Just prior to adopting the present format, KPOJ was an oldies station with low Arbitron ratings. Immediately after picking up talk, KPOJ quadrupled their number of listeners, and in its first Arbitron ratings book became the most-listened AM station in the market, particularly among younger listeners coveted by advertisers. Following their success in Portland, Clear Channel rolled out the format and a nearly identical on-air lineup on many of their struggling AM stations in other markets, to mostly modest success.
With the switch to its current format, KPOJ, in just two years, has gone from a low-rated afterthought, with many format and call letter changes over the years, to one of the most influential stations in the country.
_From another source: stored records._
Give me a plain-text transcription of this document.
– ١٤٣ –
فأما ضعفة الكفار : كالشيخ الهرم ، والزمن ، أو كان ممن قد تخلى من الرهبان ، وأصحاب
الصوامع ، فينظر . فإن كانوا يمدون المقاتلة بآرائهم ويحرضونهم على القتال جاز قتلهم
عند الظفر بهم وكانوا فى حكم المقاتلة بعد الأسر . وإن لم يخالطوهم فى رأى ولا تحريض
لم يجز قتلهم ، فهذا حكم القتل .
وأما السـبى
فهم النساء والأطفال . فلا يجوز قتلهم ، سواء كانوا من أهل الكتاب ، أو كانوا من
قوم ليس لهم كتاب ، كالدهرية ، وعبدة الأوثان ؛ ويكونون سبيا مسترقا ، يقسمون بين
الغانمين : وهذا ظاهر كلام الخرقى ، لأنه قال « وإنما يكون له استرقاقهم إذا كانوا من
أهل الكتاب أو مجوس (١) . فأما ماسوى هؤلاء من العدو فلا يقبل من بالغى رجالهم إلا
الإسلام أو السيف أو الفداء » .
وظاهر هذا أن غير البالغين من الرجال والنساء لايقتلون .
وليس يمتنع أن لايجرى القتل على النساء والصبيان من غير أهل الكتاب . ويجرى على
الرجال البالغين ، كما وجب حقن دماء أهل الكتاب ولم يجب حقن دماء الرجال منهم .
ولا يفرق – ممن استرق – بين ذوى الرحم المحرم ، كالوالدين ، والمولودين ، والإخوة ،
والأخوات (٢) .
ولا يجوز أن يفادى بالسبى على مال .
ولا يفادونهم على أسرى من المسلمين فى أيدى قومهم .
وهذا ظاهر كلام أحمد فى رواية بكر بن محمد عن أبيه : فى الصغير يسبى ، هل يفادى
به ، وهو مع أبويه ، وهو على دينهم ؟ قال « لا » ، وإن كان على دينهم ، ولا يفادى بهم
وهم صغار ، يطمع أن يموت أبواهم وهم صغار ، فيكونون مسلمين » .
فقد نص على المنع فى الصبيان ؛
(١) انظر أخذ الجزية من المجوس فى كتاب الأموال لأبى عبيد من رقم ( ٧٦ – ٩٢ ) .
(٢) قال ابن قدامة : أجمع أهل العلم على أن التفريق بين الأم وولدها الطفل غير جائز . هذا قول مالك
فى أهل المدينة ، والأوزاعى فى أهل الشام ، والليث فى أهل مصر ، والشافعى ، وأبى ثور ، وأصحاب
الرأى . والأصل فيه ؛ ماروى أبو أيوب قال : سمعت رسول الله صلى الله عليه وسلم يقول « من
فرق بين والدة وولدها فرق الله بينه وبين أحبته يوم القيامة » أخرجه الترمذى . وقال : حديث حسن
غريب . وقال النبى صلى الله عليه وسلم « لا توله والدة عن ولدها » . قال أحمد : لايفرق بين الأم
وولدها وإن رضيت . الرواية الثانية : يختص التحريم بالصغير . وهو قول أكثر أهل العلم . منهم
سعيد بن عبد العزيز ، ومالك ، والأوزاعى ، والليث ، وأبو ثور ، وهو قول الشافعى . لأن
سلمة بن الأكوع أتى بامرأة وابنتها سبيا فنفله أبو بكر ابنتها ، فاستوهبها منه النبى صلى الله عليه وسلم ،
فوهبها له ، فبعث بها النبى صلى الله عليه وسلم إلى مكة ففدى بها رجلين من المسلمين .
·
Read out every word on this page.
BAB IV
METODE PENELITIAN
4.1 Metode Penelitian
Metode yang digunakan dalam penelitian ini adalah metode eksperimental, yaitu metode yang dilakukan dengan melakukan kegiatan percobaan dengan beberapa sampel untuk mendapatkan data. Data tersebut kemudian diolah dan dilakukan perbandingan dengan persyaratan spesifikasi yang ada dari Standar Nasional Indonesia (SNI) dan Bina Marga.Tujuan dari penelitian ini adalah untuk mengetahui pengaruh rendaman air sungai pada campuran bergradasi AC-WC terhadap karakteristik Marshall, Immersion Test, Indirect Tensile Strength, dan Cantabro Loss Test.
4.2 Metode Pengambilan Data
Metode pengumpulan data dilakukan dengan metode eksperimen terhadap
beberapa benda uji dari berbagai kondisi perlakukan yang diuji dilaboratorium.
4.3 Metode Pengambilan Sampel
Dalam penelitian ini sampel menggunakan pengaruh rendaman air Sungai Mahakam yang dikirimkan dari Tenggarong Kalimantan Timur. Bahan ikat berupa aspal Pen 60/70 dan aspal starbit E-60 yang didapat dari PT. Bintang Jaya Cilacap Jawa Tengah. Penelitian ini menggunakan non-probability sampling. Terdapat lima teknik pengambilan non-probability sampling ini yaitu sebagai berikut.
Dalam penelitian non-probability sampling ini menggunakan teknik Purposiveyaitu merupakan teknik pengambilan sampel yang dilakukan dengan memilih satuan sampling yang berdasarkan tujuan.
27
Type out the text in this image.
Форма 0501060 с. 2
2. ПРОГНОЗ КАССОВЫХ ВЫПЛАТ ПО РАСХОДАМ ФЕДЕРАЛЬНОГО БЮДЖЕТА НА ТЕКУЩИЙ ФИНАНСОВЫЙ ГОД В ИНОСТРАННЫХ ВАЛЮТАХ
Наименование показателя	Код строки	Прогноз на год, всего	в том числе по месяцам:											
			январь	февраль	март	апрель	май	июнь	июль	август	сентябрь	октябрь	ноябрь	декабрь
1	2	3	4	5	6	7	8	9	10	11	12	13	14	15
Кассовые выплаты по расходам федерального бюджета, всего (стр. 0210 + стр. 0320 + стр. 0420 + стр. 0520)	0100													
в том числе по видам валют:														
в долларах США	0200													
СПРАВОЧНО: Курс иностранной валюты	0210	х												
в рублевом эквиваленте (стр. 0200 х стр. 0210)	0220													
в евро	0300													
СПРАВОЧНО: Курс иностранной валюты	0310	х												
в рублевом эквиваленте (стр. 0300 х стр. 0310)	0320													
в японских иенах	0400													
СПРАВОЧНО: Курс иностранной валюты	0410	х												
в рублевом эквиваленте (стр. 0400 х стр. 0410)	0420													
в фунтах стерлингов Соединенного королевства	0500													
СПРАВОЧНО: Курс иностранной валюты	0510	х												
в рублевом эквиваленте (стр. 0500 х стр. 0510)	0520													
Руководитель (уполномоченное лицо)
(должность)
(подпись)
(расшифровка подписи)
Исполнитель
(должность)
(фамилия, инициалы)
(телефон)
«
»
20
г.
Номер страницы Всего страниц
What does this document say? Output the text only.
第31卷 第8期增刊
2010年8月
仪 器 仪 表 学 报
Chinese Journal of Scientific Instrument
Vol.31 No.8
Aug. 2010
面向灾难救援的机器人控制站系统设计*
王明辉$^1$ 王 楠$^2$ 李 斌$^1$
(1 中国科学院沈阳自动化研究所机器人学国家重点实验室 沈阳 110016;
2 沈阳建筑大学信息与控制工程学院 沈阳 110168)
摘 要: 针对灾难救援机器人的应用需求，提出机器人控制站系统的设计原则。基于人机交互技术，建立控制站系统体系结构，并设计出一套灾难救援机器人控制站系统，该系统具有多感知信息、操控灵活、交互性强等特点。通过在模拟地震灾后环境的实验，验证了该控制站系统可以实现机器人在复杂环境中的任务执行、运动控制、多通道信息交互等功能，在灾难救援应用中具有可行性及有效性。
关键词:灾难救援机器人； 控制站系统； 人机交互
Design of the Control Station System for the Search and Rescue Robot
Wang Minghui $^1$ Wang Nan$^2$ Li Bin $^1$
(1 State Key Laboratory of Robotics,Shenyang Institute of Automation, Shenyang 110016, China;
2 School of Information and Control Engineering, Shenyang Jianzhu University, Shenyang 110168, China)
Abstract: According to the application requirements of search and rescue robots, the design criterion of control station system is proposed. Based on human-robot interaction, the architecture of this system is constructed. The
Many progressive talk stations around the country, owned by Clear Channel and by other companies, air a weekday lineup, including Thom Hartmann, Ed Schultz, Randi Rhodes. KPOJ differs from many other progressive talk radio stations in that it airs a local-live morning show (instead of the syndicated Stephanie Miller Show, which is part of the line-up on most other progressive talk stations but does not air in Portland, although it aired on KCMD (now KUFO) opposite the KPOJ local show until 2009). The original host of KPOJ's morning show was Thom Hartmann, who has since scaled back his involvement in the local program to focus on his syndicated program, which is broadcast from KPOJ.
KPOJ weekday programming runs from 3 a.m. Monday to 3 a.m. Saturday. Bill Press, the local morning show hosted by Carl Wolfson, and Thom Hartmann Nationwide are broadcast live. All other programs are on a delay of at least three hours.